The government only reached two goals and exceeded one out of its seven employment targets for the year, with underemployment rate outside the capital region hitting 17.3% (within 16.9-18.9% target); percentage of youth not in education, employment or training lowered to 18.5% (within the goal of 17.5-19.5%); and the target of reducing discouraged job seekers to 3.9% (exceeding the 11% target).

“Providing relevant and timely policies will be crucial to stay on track in improving employment profiles,” the NEDA said.

At the same time, the socioeconomic planning agency set bleaker employment targets for other indicators such as the youth unemployment rate which is now targeted to settle within 20.5-22.2% by 2022, drastically far from the initial goal of lowering the rate to 8-11%.

A more ambitious target for underemployment levels in areas outside Metro Manila was set at 15.5-17.5% by 2022 from the goal set in 2016 at 16-18%.

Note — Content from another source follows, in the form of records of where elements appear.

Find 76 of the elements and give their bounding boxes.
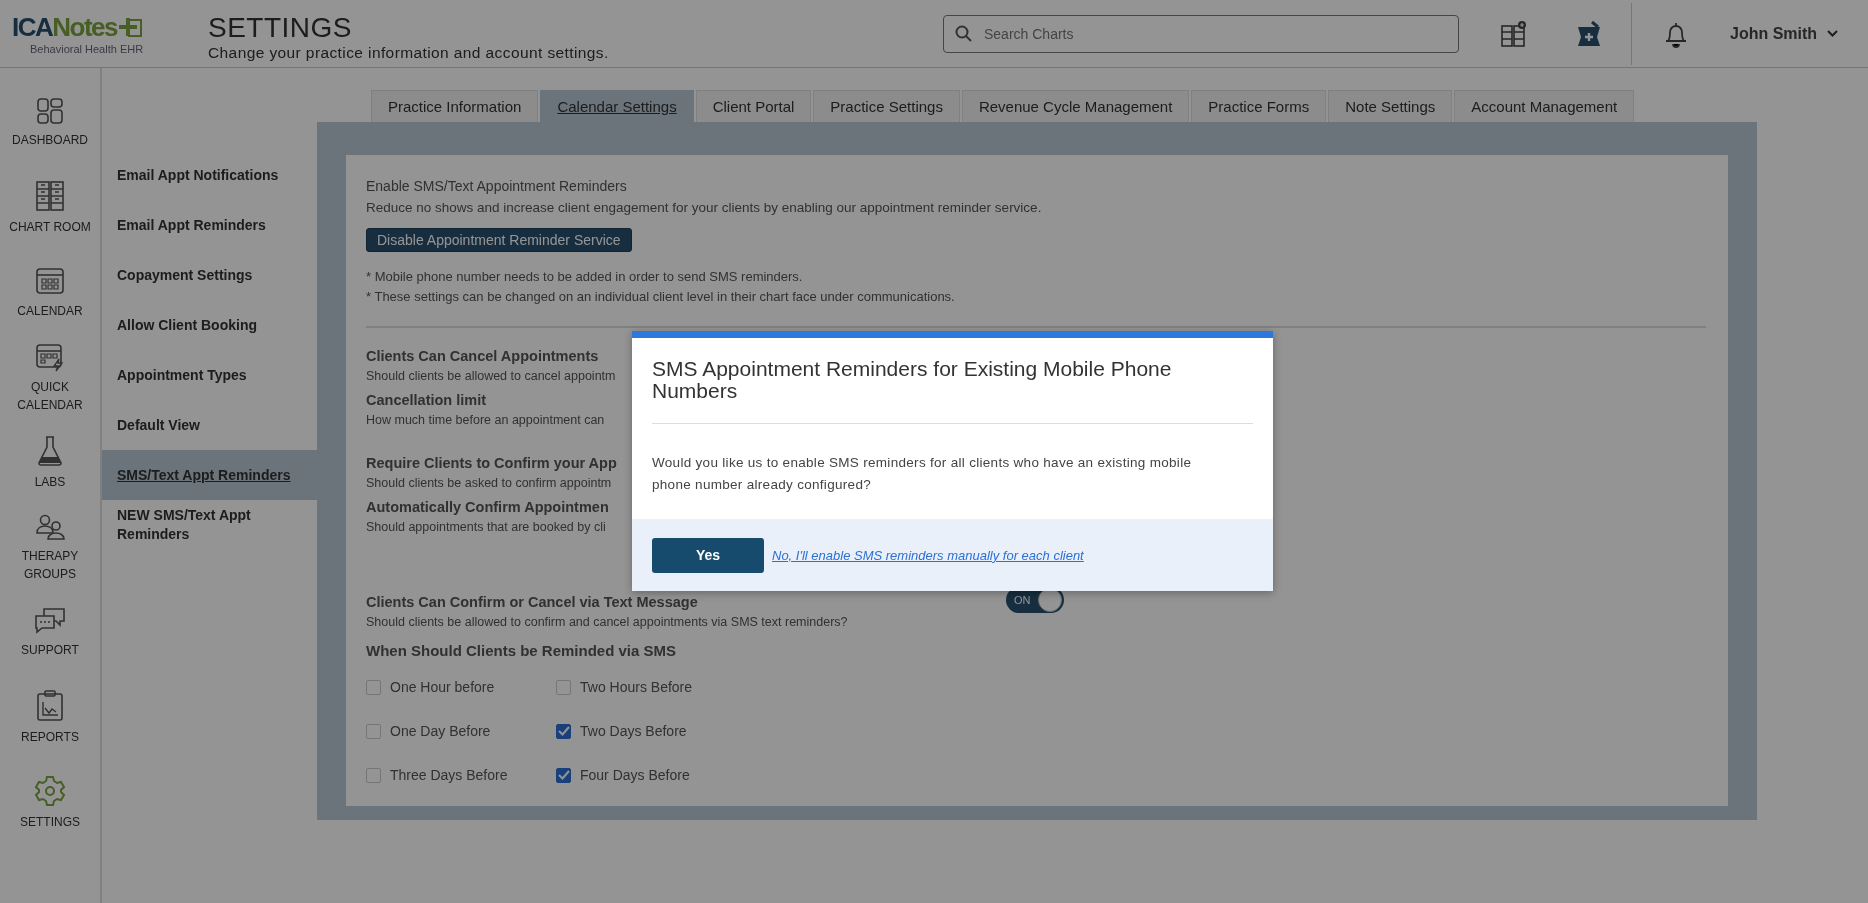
tab[interactable]: Practice Forms	[1191, 90, 1327, 122]
reminder-checkbox[interactable]: Two Days Before	[556, 723, 756, 739]
file-cabinet-icon	[35, 179, 65, 212]
setting-title: Require Clients to Confirm your App	[366, 455, 617, 471]
cabinet-plus-icon[interactable]	[1501, 19, 1527, 48]
logo-text: ICA	[12, 12, 53, 43]
disable-service-button[interactable]: Disable Appointment Reminder Service	[366, 228, 632, 252]
submenu-item[interactable]: Default View	[102, 400, 317, 450]
nav-item[interactable]: SETTINGS	[0, 760, 100, 845]
tab[interactable]: Client Portal	[695, 90, 812, 122]
submenu-item[interactable]: Copayment Settings	[102, 250, 317, 300]
section-title: Enable SMS/Text Appointment Reminders	[366, 178, 628, 194]
page-subtitle: Change your practice information and account settings.	[208, 43, 610, 62]
tab[interactable]: Practice Settings	[813, 90, 960, 122]
tab[interactable]: Account Management	[1454, 90, 1635, 122]
calendar-icon	[35, 265, 65, 296]
page-title: SETTINGS	[208, 11, 353, 44]
chevron-down-icon	[1827, 29, 1839, 38]
logo-text: Notes	[52, 12, 118, 43]
mortar-plus-icon[interactable]	[1575, 19, 1603, 48]
search-field[interactable]: Search Charts	[943, 14, 1459, 53]
nav-item[interactable]: THERAPY GROUPS	[0, 505, 100, 590]
submenu-item[interactable]: SMS/Text Appt Reminders	[102, 450, 317, 500]
setting-title: Clients Can Confirm or Cancel via Text Message	[366, 594, 698, 610]
submenu-item[interactable]: Email Appt Notifications	[102, 150, 317, 200]
user-menu[interactable]: John Smith	[1730, 24, 1839, 43]
nav-item[interactable]: LABS	[0, 420, 100, 505]
tab[interactable]: Practice Information	[371, 90, 539, 122]
submenu-item[interactable]: Appointment Types	[102, 350, 317, 400]
checkmark-icon	[557, 726, 570, 736]
reminder-checkbox[interactable]: One Hour before	[366, 679, 556, 695]
setting-title: Cancellation limit	[366, 392, 487, 408]
checkbox[interactable]	[556, 723, 571, 739]
grid-icon	[36, 96, 64, 125]
nav-item[interactable]: CHART ROOM	[0, 165, 100, 250]
tab[interactable]: Revenue Cycle Management	[961, 90, 1190, 122]
nav-item[interactable]: CALENDAR	[0, 250, 100, 335]
flask-icon	[37, 434, 63, 467]
logo-tagline: Behavioral Health EHR	[29, 43, 145, 55]
submenu-item[interactable]: Allow Client Booking	[102, 300, 317, 350]
checkmark-icon	[557, 770, 570, 780]
setting-description: Should appointments that are booked by cli	[366, 520, 606, 534]
submenu-item[interactable]: NEW SMS/Text Appt Reminders	[102, 500, 317, 550]
setting-description: Should clients be allowed to confirm and cancel appointments via SMS text reminders?	[366, 615, 848, 629]
footnote: * These settings can be changed on an individual client level in their chart face under communications.	[366, 289, 956, 304]
tab[interactable]: Calendar Settings	[540, 90, 694, 122]
settings-icon	[34, 774, 66, 807]
nav-item[interactable]: DASHBOARD	[0, 80, 100, 165]
setting-title: Automatically Confirm Appointmen	[366, 499, 609, 515]
reminder-checkbox[interactable]: Four Days Before	[556, 767, 756, 783]
people-icon	[35, 512, 65, 541]
decline-link[interactable]: No, I'll enable SMS reminders manually for each client	[772, 547, 1084, 563]
search-icon	[955, 24, 973, 43]
tab[interactable]: Note Settings	[1328, 90, 1453, 122]
nav-item[interactable]: REPORTS	[0, 675, 100, 760]
setting-title: When Should Clients be Reminded via SMS	[366, 642, 677, 659]
setting-description: How much time before an appointment can	[366, 413, 605, 427]
reminder-checkbox[interactable]: Two Hours Before	[556, 679, 756, 695]
setting-description: Should clients be allowed to cancel appointm	[366, 369, 616, 383]
plus-document-icon	[117, 15, 144, 40]
section-description: Reduce no shows and increase client engagement for your clients by enabling our appointment reminder service.	[366, 200, 1043, 215]
clipboard-chart-icon	[36, 689, 64, 722]
setting-description: Should clients be asked to confirm appointm	[366, 476, 612, 490]
checkbox[interactable]	[556, 767, 571, 783]
chat-bubbles-icon	[34, 606, 66, 635]
calendar-bolt-icon	[35, 341, 65, 372]
reminder-checkbox[interactable]: One Day Before	[366, 723, 556, 739]
reminder-checkbox[interactable]: Three Days Before	[366, 767, 556, 783]
footnote: * Mobile phone number needs to be added in order to send SMS reminders.	[366, 269, 804, 284]
modal-title: SMS Appointment Reminders for Existing Mobile Phone Numbers	[652, 358, 1173, 403]
nav-item[interactable]: SUPPORT	[0, 590, 100, 675]
yes-button[interactable]: Yes	[652, 537, 764, 573]
modal-message: Would you like us to enable SMS reminders for all clients who have an existing mobile phone number already configured?	[652, 454, 1193, 494]
setting-title: Clients Can Cancel Appointments	[366, 348, 599, 364]
submenu-item[interactable]: Email Appt Reminders	[102, 200, 317, 250]
nav-item[interactable]: QUICK CALENDAR	[0, 335, 100, 420]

The NEDA has set new targets in increasing the participation rate of women in the workforce to 48.5-50.5% by 2022; reducing the percentage of discouraged job seekers to 11%; and bringing down the percentage of youth not in school, employment or training to 17-19%.

To achieve these revised employment goals, NEDA said the government should boost the agriculture sector’s resilience to natural disasters and climate change, while mass transport should be ramped up further amid looser quarantine rules to support resumption of economic activity.

Cash-for-work programs and ramping up the “Build, Build, Build” infrastructure program can also boost job generation across the country as well as other relief measures the government provides to hard-hit sectors such as emergency cash grants and loan programs.

“Upskilling and retooling of displaced workers, especially those from vulnerable groups may be prioritized. Training programs need to be designed to develop in-demand skills as we transition to the new normal (i.e. digital adeptness and technological skills). Targeted training modules may need to be developed to address the needs of the youth, displaced workers, new entrants to the labor force, and the vulnerable sector,” the report said.

The NEDA said job creation would depend on the pace of economic recovery, so the timely passage of next year’s P4.5-trillion budget and bills proposed to lower corporate income tax and create special purpose vehicles where banks can offload bad assets onto are crucial to achieving these targets.

“These will ensure the accelerated implementation of the country’s main growth drivers such as projects under the (infrastructure) program and digital infrastructure developments. Overall, these are expected to create more employment opportunities and drive productive activities across industries,” it added.